PARTECIPAZIONE, NON VOTIFICIO

FRANCESCO SPATOLA - 07/04/2017

pdvareseAl di là dei commenti sul “trionfatore” Renzi (2/3 delle preferenze), la lettura trasversale delle votazioni degli iscritti PD per la rielezione del Segretario al Congresso nei Circoli, conclusa il 2 aprile e preliminare alle “Primarie aperte” del 30 aprile, è che abbiano segnato una importante vittoria della partecipazione alla vita di partito, senza crolli né cali vistosi dato che hanno votato oltre 266.000 persone come nel 2013; un dato che nessun altro partito italiano potrebbe vantare. La provincia di Varese non ha fatto eccezione, confermando i circa 1800 votanti di quattro anni fa, e così la città capoluogo, con 192 votanti (su circa 300 iscritti: oltre 60%) nei 4 Circoli sul territorio del comune di Varese. Tutto bene, dunque?

Agli occhi dell’opinione pubblica, il dato della partecipazione al voto ha finito per oscurare l’altro e ben più cruciale aspetto, complementare alle votazioni al Congresso nei Circoli: quello del dibattito politico, su cui molto aveva insistito soprattutto Andrea Orlando, che avrebbe voluto far precedere le votazioni sul Segretario da una Conferenza Programmatica, per affrontare estesamente le questioni di merito, specie dopo la pesante sconfitta renziana al Referendum del 4 dicembre, aggravata dalla batosta della Corte Costituzionale, che ha affondato l’Italicum e quindi il sistema maggioritario, abolendo il ballottaggio e di fatto promuovendo il ritorno al sistema proporzionale di rappresentanza parlamentare.

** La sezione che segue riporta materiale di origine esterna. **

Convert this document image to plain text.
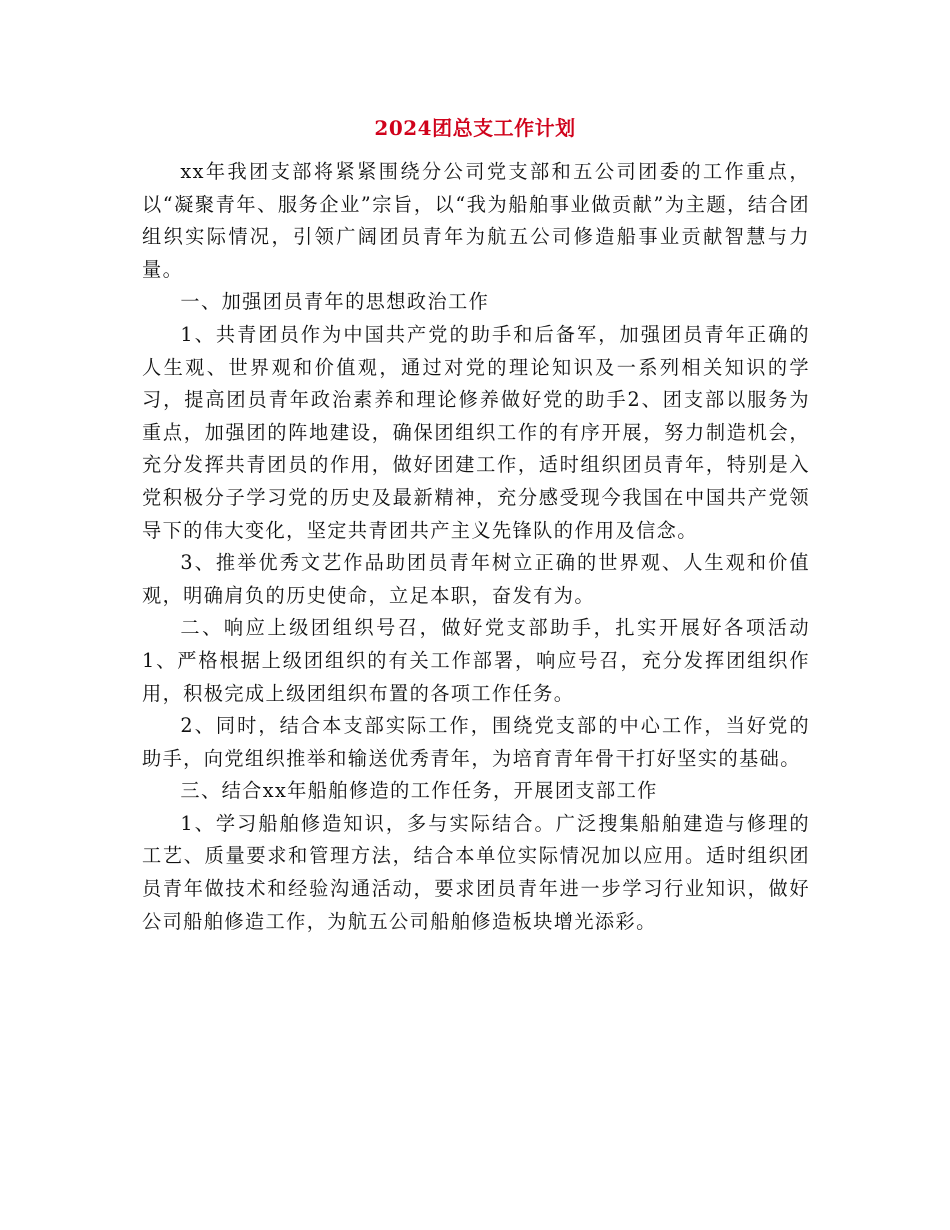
2024团总支工作计划

xx年我团支部将紧紧围绕分公司党支部和五公司团委的工作重点，以“凝聚青年、服务企业”宗旨，以“我为船舶事业做贡献”为主题，结合团组织实际情况，引领广阔团员青年为航五公司修造船事业贡献智慧与力量。

一、加强团员青年的思想政治工作

1、共青团员作为中国共产党的助手和后备军，加强团员青年正确的人生观、世界观和价值观，通过对党的理论知识及一系列相关知识的学习，提高团员青年政治素养和理论修养做好党的助手2、团支部以服务为重点，加强团的阵地建设，确保团组织工作的有序开展，努力制造机会，充分发挥共青团员的作用，做好团建工作，适时组织团员青年，特别是入党积极分子学习党的历史及最新精神，充分感受现今我国在中国共产党领导下的伟大变化，坚定共青团共产主义先锋队的作用及信念。

3、推举优秀文艺作品助团员青年树立正确的世界观、人生观和价值观，明确肩负的历史使命，立足本职，奋发有为。

二、响应上级团组织号召，做好党支部助手，扎实开展好各项活动1、严格根据上级团组织的有关工作部署，响应号召，充分发挥团组织作用，积极完成上级团组织布置的各项工作任务。

2、同时，结合本支部实际工作，围绕党支部的中心工作，当好党的助手，向党组织推举和输送优秀青年，为培育青年骨干打好坚实的基础。

三、结合xx年船舶修造的工作任务，开展团支部工作

1、学习船舶修造知识，多与实际结合。广泛搜集船舶建造与修理的工艺、质量要求和管理方法，结合本单位实际情况加以应用。适时组织团员青年做技术和经验沟通活动，要求团员青年进一步学习行业知识，做好公司船舶修造工作，为航五公司船舶修造板块增光添彩。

Un pericoloso salto all’indietro alla Prima Repubblica.

Avvertiva infatti Orlando che l’autocritica sulla duplice sconfitta da parte dell’ex Segretario Renzi, e dietro di lui del Partito Democratico nel suo insieme, era stata frettolosa e insufficiente, e non aveva voluto affrontare le vere questioni, specialmente quella sociale, che si nascondeva dietro il rifiuto referendario della riforma istituzionale e che riguardava le tante questioni di fondo sulla crisi italiana: dal mondo del lavoro alla scuola e all’università, dall’ambiente agli investimenti e alle opere pubbliche, dalla cultura alla ricerca, dalle periferie degradate al radicamento in Europa, dal fisco alle banche, dall’immigrazione al welfare e alla sicurezza, ecc.; sino alla forma-partito e al rapporto tra PD e governo, che ormai si trasferivano vicendevolmente le rispettive difficoltà anziché rafforzarsi reciprocamente.

Il NO forzoso di Renzi e della maggioranza della Direzione del PD alla Conferenza Programmatica erano stati motivati bensì dalla fretta per le imminenti elezioni amministrative di giugno e dall’esigenza di superare rapidamente l’attuale fase transitoria, senza Segreteria e col reggente-Presidente del partito. Ma soprattutto era stato detto che proprio il Congresso, a partire dai Circoli, avrebbe consentito un ampio dibattito sulle questioni di merito, cioè su come il Partito Democratico, a partire dalla base, debba ascoltare la società e i suoi bisogni e ridefinire il programma di governo, di fronte alle sempre più critiche sfide del contesto nazionale, europeo e mondiale. Questo perché il Congresso è un percorso di discussione politica che si accompagna passo passo alle votazioni degli iscritti sui candidati-Segretario: dai Circoli di base nella seconda metà di marzo sino all’Assemblea Nazionale del 9 maggio, in cui verrà proclamato il nuovo Segretario che avrà vinto le “Primarie aperte” del 30 aprile.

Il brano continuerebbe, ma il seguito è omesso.